Satu musim yang mengesankan, termasuk satu golnya di final Piala Anglo-Italia, membawa Montella naik kasta ke Serie A, dan menjalani debut di level tertinggi bersama Sampdoria pada 8 September 1996. Ketika itu, dia masih 22 tahun, dan tiga tahun kemudian, 58 golnya dalam 96 pertandingan di Serie A mengantarkan sang penyerang ke ibu kota, sebulan setelah debut di timnas pada 5 Juni 1999.
Gol Krusial
Pelatih Zdenek Zeman yang menginginkan Montella saat itu, hingga I Giallorossi rela mengeluarkan hampir 26 juta Euro, lebih enam kali lipat dari jumlah yang dihabiskan Sampdoria saat membawanya dari Genoa. Tetapi, bersamaan dengan itu, pelatih Republik Ceko tersebut malah digantikan Fabio Capello, allenatore yang dikenal tak suka striker yang pendek, sedangkan Montella hanya 1,72 meter.
Tapi, dia memberikannya 21 gol di semua ajang, hanya kalah dari 24 gol milik Rodolfo Volk di musim perdananya pada 1928/1929, debutan terbaik dalam sejarah klub. Namun, musim berikutnya Capello merekrut Batistuta, yang akhirnya membawa mereka pada sukses besar. Tapi, meski lebih sering jadi pengganti, Montella tetaplah salah satu protagonis utama dalam Scudetto ketiga Roma musim itu.
Montella mencetak gol-gol krusial musim itu; gol kemenangan lawan Atalanta, Brescia, Inter Milan dan Reggina, serta penyeimbang kontra AC Milan dan gol ke gawang Juventus saat injury time pekan 29. Tapi yang paling penting, ketika dia mencetak satu gol dan satu assist yang mengantarkan Roma menang 3-1 atas Parma untuk menjamin mahkota Serie A dengan selisih dua poin dari I Bianconeri.
Tak salah jika Montella bersikeras tetap memakai nomor sembilan miliknya, sementara Batistuta harus mengalah dengan nomor 18. Pada akhirnya, Capello juga mengakui kemampuan sang pemain dengan menggambarkannya sebagai “pemain hebat di area penalti.” Dua bulan kemudian, Montella juga berperan membantu Roma memenangkan Piala Super Italia 2011 dengan mencetak satu gol.
Montella Si Serba Bisa
Montella dikenal punya kaki kiri yang cepat, pekerja keras, cerdas dan oportunis di lapangan. Dia juga digambarkan sebagai pemain serba bisa, dengan passing dan dribbling yang sangat baik. Meski posisi aslinya sebagai striker tengah, tapi mampu pula bermain lebih kreatif sebagai second striker. Namun, terlepas dari kemampuannya itu, terkadang dia juga sering dikritik Capello sebagai pemain egois.

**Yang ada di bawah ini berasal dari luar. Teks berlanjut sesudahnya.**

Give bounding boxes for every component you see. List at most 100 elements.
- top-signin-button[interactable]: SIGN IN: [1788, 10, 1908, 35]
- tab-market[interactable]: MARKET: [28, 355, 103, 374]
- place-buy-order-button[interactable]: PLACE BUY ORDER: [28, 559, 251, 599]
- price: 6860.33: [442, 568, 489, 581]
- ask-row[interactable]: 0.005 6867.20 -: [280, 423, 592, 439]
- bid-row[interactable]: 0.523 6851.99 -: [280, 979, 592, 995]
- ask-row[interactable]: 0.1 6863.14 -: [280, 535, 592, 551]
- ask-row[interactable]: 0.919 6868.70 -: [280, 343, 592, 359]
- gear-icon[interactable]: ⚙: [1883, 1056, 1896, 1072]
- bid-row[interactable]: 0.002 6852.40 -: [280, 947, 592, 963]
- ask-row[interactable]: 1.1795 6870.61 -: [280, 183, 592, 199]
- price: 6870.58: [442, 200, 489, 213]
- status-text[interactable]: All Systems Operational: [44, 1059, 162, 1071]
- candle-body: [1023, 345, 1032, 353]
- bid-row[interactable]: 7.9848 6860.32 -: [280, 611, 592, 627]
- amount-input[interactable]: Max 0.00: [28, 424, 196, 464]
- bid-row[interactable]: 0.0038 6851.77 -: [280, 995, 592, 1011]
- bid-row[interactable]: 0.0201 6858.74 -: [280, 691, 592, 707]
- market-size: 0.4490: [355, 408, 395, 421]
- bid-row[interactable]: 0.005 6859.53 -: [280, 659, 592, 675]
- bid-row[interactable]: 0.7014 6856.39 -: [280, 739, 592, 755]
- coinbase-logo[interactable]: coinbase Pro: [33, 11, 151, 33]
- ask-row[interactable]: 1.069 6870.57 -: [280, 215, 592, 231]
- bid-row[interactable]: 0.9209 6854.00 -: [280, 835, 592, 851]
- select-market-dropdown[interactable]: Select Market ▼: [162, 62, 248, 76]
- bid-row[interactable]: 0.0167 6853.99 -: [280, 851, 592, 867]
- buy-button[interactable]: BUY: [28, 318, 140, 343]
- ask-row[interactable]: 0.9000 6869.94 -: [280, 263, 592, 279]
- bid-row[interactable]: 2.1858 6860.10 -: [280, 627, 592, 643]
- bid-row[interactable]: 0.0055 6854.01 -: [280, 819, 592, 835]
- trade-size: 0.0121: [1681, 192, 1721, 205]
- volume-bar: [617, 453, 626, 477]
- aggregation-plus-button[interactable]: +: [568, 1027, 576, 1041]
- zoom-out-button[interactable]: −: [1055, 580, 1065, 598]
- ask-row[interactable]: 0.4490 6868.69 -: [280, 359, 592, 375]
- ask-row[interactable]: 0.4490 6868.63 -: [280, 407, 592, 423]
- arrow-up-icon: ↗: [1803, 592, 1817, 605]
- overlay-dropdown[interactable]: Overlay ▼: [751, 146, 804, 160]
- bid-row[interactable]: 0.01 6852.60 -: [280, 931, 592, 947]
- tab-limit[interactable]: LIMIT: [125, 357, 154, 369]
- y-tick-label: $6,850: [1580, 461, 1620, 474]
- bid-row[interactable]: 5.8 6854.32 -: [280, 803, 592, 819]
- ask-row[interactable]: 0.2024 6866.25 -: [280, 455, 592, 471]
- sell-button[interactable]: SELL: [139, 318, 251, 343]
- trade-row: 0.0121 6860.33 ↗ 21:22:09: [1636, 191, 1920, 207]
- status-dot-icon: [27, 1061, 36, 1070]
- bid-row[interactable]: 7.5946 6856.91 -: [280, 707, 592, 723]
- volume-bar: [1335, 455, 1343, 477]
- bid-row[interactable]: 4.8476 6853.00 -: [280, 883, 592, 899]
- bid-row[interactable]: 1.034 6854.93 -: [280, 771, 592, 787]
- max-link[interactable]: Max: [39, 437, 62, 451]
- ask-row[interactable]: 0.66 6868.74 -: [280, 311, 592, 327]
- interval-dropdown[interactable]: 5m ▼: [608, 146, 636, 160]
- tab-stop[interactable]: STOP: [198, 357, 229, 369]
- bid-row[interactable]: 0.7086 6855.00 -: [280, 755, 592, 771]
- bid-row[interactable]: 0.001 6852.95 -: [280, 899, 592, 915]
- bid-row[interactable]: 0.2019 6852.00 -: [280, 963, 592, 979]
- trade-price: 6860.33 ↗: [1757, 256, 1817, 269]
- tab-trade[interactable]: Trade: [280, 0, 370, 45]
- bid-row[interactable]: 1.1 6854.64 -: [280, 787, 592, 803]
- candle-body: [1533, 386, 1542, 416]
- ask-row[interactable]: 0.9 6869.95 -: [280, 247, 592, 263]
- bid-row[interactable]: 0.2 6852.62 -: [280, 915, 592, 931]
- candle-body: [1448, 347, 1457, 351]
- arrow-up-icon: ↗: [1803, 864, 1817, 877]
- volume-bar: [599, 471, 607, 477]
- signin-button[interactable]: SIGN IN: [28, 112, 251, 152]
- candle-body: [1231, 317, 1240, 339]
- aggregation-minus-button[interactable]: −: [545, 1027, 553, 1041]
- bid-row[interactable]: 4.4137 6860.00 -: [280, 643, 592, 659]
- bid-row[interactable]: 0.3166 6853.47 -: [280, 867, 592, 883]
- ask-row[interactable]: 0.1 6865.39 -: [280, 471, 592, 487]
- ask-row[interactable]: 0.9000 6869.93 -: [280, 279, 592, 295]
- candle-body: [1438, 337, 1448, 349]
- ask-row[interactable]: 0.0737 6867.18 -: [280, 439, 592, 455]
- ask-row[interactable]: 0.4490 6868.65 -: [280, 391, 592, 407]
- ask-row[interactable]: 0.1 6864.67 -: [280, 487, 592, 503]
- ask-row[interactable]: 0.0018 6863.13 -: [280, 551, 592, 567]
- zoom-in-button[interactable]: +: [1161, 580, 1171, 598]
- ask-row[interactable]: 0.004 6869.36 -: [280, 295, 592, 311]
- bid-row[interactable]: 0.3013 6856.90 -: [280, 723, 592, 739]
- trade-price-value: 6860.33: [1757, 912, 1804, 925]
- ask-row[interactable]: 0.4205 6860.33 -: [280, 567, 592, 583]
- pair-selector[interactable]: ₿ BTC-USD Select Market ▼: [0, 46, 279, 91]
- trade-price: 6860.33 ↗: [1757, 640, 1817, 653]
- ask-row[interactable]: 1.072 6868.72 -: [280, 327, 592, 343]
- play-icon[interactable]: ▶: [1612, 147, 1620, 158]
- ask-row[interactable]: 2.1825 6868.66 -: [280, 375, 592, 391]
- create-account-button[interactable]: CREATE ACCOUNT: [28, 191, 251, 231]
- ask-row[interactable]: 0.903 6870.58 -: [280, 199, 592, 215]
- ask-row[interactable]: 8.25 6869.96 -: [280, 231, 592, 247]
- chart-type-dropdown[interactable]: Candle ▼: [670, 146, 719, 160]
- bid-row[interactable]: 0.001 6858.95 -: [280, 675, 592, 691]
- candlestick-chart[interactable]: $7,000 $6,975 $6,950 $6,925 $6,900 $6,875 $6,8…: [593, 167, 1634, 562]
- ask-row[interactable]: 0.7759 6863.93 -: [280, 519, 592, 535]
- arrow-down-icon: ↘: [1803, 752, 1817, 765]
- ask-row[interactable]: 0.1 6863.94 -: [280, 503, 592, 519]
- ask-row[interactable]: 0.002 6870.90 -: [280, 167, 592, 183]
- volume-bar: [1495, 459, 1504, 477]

Setelah kurangnya kesempatan sebagai starter, ada rasa frustasi yang diungkap Montella. “Saya akan memiliki ekspektasi lebih baik dengan pelatih lain,” katanya pada Maret 2002.
Kondisinya makin sulit setelah bercerai, yang berlanjut dengan tahun-tahun penuh cedera. Tapi, dia masih turut membantu tim dalam perjalanan juara Coppa Italia 2006/2007, sebelum dikirim ke Fulham pada Januari 2007.
Musim berikutnya, dia dipinjamkan lagi, kali ini ke Sampdoria. Tapi, pada 2008, Montella dipulangkan untuk main semusim lagi sebelum pensiun dalam kenangan manis ibu kota.
“Ada Batistuta, Montella, pemain yang membuat sejarah sepak bola. Mereka harus diingat karena menyenangkan menonton mereka dan saya cukup beruntung bermain bersama mereka juga,” kenang Totti di situs resmi klub.
Hanya dua tahun kemudian, Aeroplanino kembali ke lapangan Stadion Olimpico; ingin terbang lagi. Tetapi, Montella datang sebagai caretaker menggantikan pelatih Claudio Ranieri dalam sisa musim 2010/2011 itu. Sejak itu, karier kepelatihannya dimulai; menangani Catania, Fiorentina, Sampdoria, AC Milan, serta Sevilla di Spanyol sampai ke klub Turki, Adana Demirspor hingga musim panas 2023.